Jaga Jati Diri di Era Global, Wabup Agung Mayun Kukuhkan Majelis Kebudayaan Bali Kabupaten Gianyar Periode 2025-2030

Wakil Bupati Gianyar Anak Agung Gde Mayun saat mengukuhkan pengurus Majelis Kebudayaan Bali Kabupaten Gianyar di Balai Budaya.

GIANYAR, InsertBali – Wakil Bupati Gianyar, Anak Agung Gde Mayun, secara resmi mengukuhkan pengurus Majelis Kebudayaan Bali Kabupaten Gianyar periode 2025-2030. Acara pengukuhan tersebut berlangsung khidmat di Balai Budaya Gianyar pada Rabu (18/2/2026). Keberadaan lembaga ini dinilai sangat strategis sebagai wadah koordinasi dan penguatan nilai-nilai budaya Bali yang adi luhung.

Wabup Agung Mayun menyampaikan ucapan selamat kepada para pengurus yang terpilih. Ia berharap amanah yang diberikan dapat dijalankan dengan penuh tanggung jawab, terutama dalam aspek pembinaan dan pengembangan kebudayaan di Kabupaten Gianyar. Lembaga ini harus mampu menjawab tantangan zaman tanpa mencabut akar tradisi yang sudah ada.

“Majelis ini diharapkan tidak hanya menjadi simbol kelembagaan, tetapi menjadi motor penggerak dalam menjaga jati diri budaya Bali di tengah dinamika globalisasi dan perkembangan zaman,” ujar Wabup Agung Mayun dalam sambutannya.

Dalam arahannya, Wabup Agung Mayun menjelaskan bahwa tantangan arus modernisasi dan digitalisasi saat ini menuntut masyarakat untuk bijak. Keseimbangan antara pelestarian dan inovasi harus tetap terjaga agar Gianyar tetap menjadi pusat peradaban seni dunia. Menurutnya, jika budaya kuat, maka karakter masyarakat juga akan menjadi kokoh menghadapi perubahan sosial.

Ada tiga poin penting yang ditekankan kepada pengurus Majelis Kebudayaan Bali Kabupaten Gianyar. Pertama, penguatan sinergi dengan pemerintah daerah dan desa adat. Kedua, menjadi garda terdepan dalam perlindungan kebudayaan secara berkelanjutan. Ketiga, mendorong generasi muda untuk mencintai serta mempelajari warisan budaya leluhur mereka.

“Seluruh pengurus yang hari ini dikukuhkan agar pertama, senantiasa menguatkan sinergi dengan pemerintah daerah, desa adat, dan seluruh pemangku kepentingan. Kedua, menjadi garda terdepan dalam pelindungan, pengembangan, dan pemanfaatan kebudayaan Bali secara berkelanjutan. Ketiga, mendorong generasi muda untuk mencintai, mempelajari, dan melestarikan warisan budaya leluhur,” jelasnya.
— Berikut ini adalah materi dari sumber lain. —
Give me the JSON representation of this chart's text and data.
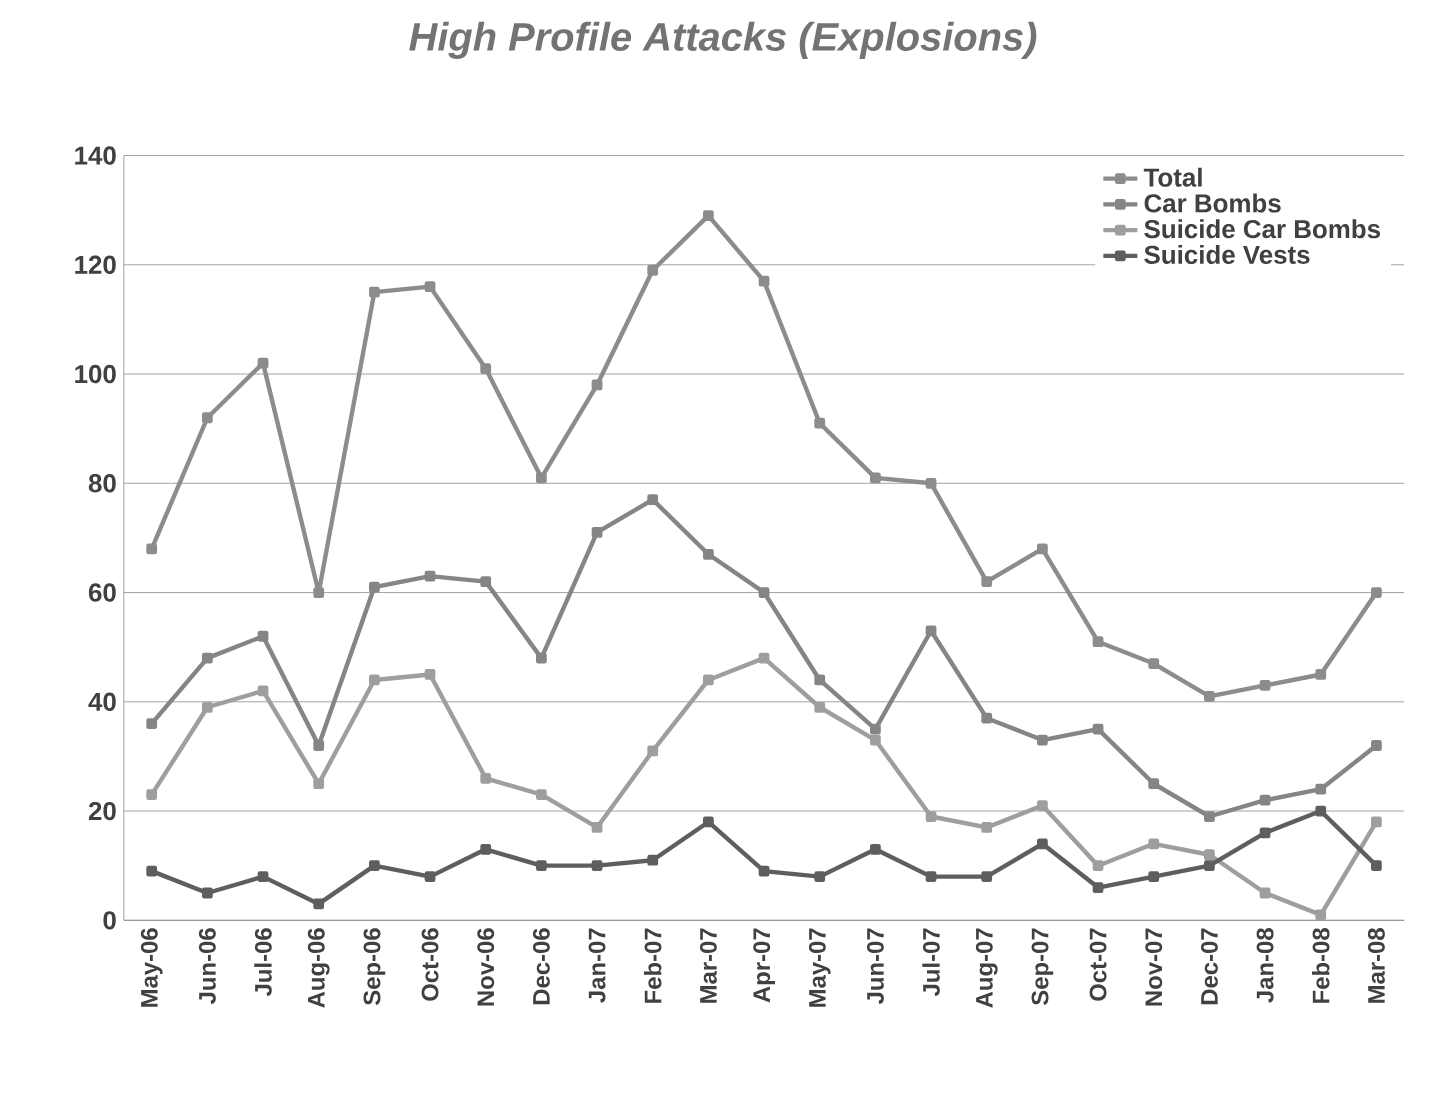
{
  "chart_data": {
    "type": "line",
    "title": "High Profile Attacks (Explosions)",
    "categories": [
      "May-06",
      "Jun-06",
      "Jul-06",
      "Aug-06",
      "Sep-06",
      "Oct-06",
      "Nov-06",
      "Dec-06",
      "Jan-07",
      "Feb-07",
      "Mar-07",
      "Apr-07",
      "May-07",
      "Jun-07",
      "Jul-07",
      "Aug-07",
      "Sep-07",
      "Oct-07",
      "Nov-07",
      "Dec-07",
      "Jan-08",
      "Feb-08",
      "Mar-08"
    ],
    "series": [
      {
        "name": "Total",
        "color": "#8c8c8c",
        "values": [
          68,
          92,
          102,
          60,
          115,
          116,
          101,
          81,
          98,
          119,
          129,
          117,
          91,
          81,
          80,
          62,
          68,
          51,
          47,
          41,
          43,
          45,
          60
        ]
      },
      {
        "name": "Car Bombs",
        "color": "#858585",
        "values": [
          36,
          48,
          52,
          32,
          61,
          63,
          62,
          48,
          71,
          77,
          67,
          60,
          44,
          35,
          53,
          37,
          33,
          35,
          25,
          19,
          22,
          24,
          32
        ]
      },
      {
        "name": "Suicide Car Bombs",
        "color": "#9e9e9e",
        "values": [
          23,
          39,
          42,
          25,
          44,
          45,
          26,
          23,
          17,
          31,
          44,
          48,
          39,
          33,
          19,
          17,
          21,
          10,
          14,
          12,
          5,
          1,
          18
        ]
      },
      {
        "name": "Suicide Vests",
        "color": "#5e5e5e",
        "values": [
          9,
          5,
          8,
          3,
          10,
          8,
          13,
          10,
          10,
          11,
          18,
          9,
          8,
          13,
          8,
          8,
          14,
          6,
          8,
          10,
          16,
          20,
          10
        ]
      }
    ],
    "ylim": [
      0,
      140
    ],
    "yticks": [
      0,
      20,
      40,
      60,
      80,
      100,
      120,
      140
    ],
    "grid": "y",
    "legend": "top right",
    "marker": "square",
    "line_style": "solid"
  }
}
Struktur Kepengurusan dan Dukungan Pemerintah

Kepala Dinas Kebudayaan Kabupaten Gianyar, I Wayan Adi Parbawa, memaparkan struktur kepengurusan yang melibatkan tokoh-tokoh besar. Ida Bagawan Blebar Puri Gianyar dan Prof. Dr. I Made Bandem, M.A ditetapkan sebagai Penasehat. Sementara itu, posisi Koordinator dijabat oleh Prof. Dr. I Wayan Dibya, SST., dengan Sekretaris dijabat oleh Kepala Dinas Kebudayaan Gianyar.

Struktur Majelis Kebudayaan Bali Kabupaten Gianyar ini juga didukung oleh 10 komisi serta koordinator di tiap kecamatan. Hal ini bertujuan agar program kerja majelis dapat menyentuh hingga ke tingkat akar rumput. Pemerintah Kabupaten Gianyar pun berkomitmen memberikan dukungan penuh, baik melalui kebijakan regulasi maupun penganggaran yang berpihak pada identitas budaya.

Melalui pengukuhan ini, Gianyar diharapkan semakin mantap mempertahankan predikatnya sebagai “Kota Seni”. Sinergi antara pakar budaya, praktisi seni, dan pemerintah menjadi kunci utama agar kebudayaan Bali tidak hanya sekadar warisan masa lalu, melainkan energi hidup yang menghidupi masyarakatnya secara ekonomi dan spiritual.